Description: Ribosome is the evolutionarily conserved molecular machine responsible for synthesis of proteins. In eukaryotic cells, ribosome is produced in a biophysically distinct subnuclear compartment, the nucleolus, through a cascade of energy-driven events. This process underlies a number of genetic diseases and is a major target for anticancer therapeutics. However, the physical interactions of the network required for this process remain largely uncharacterized. This application will characterize a key molecular complex called R2TP that acts early in ribosome production by facilitating assembly of several ribosome production enzymes. R2TP has a wide client base, collaborates with a general protein folding chaperone, heat shock protein 90 (Hsp90), and delivers clients to the nucleolus. The Li laboratory has identified effective methods to purify, reconstitute, and structurally characterize R2TP and its interaction with a client protein by use of a powerful set of structural biology and biochemical methods. The long- term goal is to understand the molecular basis for R2TP/Hsp90-mediated assembly process and uncover the molecular basis for its function in ribosome production. Two specific aims are designed to 1) dissect the client binding and release cycle of R2TP and its regulation by nucleotides and the liquid immiscibility of the nucleolus; 2) characterize at a molecular level how R2TP impacts pre-ribosome structure purified from yeast cells. Results of this study promise to reveal new interfacial surfaces for anticancer drugs and to explain the action of those currently in use. The Li laboratory has assembled a team of scientists with complementary expertise in x-ray crystallography, high-throughput electron cryomicroscopy, mass spectrometry, biophysics, and protein biochemistry in order to maximize the chance of successes while mitigating risks. Relevance: Ribosome production is accelerated in multiple cancer cells. Correspondingly, R2TP/Hsp90 and their clients are overexpressed in these cells. More than fifteen types of anticancer drugs have been investigated or in clinical trials that target molecules involved in this pathway. Though effective in cell-death assays, the pharmacological basis of many compounds remains to be explained and some develop resistance in cells. The proposed research provides a platform to test the actions of these drugs outside the cell and to target previously unknown sites or processes.

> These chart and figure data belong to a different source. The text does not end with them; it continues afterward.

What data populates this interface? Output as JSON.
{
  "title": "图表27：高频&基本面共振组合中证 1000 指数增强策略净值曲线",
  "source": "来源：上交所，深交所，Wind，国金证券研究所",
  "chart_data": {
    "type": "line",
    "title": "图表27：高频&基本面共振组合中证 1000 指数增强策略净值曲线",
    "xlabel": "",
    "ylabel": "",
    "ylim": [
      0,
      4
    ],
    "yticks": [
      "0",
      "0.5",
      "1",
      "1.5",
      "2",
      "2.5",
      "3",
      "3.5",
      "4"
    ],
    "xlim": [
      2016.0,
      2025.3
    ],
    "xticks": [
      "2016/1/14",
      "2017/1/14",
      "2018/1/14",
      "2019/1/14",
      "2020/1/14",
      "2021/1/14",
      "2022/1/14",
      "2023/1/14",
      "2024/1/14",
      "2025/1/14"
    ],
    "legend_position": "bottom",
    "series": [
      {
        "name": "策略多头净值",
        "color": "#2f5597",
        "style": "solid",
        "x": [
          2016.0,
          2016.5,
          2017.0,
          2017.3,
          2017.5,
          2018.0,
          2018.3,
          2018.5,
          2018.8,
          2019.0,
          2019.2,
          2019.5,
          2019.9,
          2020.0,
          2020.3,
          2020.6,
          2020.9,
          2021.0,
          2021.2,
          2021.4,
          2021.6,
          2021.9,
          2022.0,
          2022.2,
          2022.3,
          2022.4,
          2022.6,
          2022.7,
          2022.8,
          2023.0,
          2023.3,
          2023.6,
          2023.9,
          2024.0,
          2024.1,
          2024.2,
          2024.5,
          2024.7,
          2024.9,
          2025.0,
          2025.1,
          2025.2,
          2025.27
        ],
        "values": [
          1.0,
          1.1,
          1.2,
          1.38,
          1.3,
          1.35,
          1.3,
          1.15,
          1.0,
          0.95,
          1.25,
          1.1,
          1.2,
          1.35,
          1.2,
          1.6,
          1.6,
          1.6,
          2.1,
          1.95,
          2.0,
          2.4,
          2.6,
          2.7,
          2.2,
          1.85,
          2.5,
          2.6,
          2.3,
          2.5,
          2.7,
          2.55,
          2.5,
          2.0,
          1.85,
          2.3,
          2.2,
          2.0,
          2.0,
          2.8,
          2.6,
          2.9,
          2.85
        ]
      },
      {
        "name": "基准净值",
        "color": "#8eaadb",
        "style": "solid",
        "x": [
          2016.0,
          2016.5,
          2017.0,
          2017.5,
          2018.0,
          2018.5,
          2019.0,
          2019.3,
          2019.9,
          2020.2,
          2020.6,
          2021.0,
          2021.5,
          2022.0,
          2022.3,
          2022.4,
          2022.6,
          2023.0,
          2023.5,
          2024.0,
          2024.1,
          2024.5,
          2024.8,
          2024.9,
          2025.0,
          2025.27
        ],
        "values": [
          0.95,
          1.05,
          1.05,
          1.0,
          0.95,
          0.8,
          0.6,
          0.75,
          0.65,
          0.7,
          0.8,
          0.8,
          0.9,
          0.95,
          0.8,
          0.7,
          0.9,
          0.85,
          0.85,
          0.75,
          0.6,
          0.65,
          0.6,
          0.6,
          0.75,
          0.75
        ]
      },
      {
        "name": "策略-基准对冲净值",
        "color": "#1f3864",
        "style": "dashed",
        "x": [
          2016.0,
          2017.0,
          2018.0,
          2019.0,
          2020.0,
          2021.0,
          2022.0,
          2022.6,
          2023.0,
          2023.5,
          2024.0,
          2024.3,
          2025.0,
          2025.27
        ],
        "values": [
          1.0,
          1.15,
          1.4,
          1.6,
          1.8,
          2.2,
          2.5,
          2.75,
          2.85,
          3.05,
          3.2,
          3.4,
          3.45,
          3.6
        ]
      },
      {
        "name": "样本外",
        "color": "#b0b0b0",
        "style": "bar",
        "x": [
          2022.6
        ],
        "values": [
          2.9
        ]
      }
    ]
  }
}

核糖体是进化上保守的分子机器， 用于蛋白质的合成。在真核细胞中，核糖体是在一个生物蛋白酶促反应中产生的。 不同的亚核区室，核仁，通过级联的能量驱动 事件这一过程是许多遗传疾病的基础，也是治疗的主要目标。 抗癌疗法然而，所需的网络的物理交互， 这一过程在很大程度上仍然没有特征。此应用程序将描述一个关键 一种称为R2 TP的分子复合物，在核糖体产生的早期起作用， 几种核糖体生产酶的组装。R2 TP拥有广泛的客户群， 与一般蛋白质折叠分子伴侣，热休克蛋白90（Hsp 90）， 并将客户端传送到细胞核。Li实验室已经确定了有效的方法， 纯化、重组和结构表征R2 TP及其与客户端的相互作用 蛋白质通过使用一套强大的结构生物学和生物化学方法。很长的- 本学期的目标是了解R2 TP/Hsp 90介导的组装的分子基础 处理并揭示其在核糖体产生中功能的分子基础。两 具体目标是：1）剖析R2 TP的客户端绑定和发布周期， 它的调节核苷酸和液体不溶性的核仁; 2）表征 在分子水平上，R2 TP如何影响从酵母细胞中纯化的前核糖体结构。 这项研究的结果有望揭示抗癌药物的新界面， 来解释目前使用的那些的作用。李实验室组建了一个团队 在X射线晶体学、高通量、 电子低温显微镜，质谱，生物物理学和蛋白质生物化学， 以最大限度地提高成功的机会，同时降低风险。 相关性：核糖体的产生在多种癌细胞中加速。 相应地，R2 TP/Hsp 90及其客户端在这些细胞中过表达。更 超过15种抗癌药物已经被研究或在临床试验中， 参与这一途径的靶分子。尽管在细胞死亡测定中有效， 许多化合物的药理学基础仍有待解释，有些化合物正在开发中 细胞的抵抗力。拟议的研究提供了一个平台，以测试的行动， 这些药物的细胞外，并针对以前未知的网站或过程。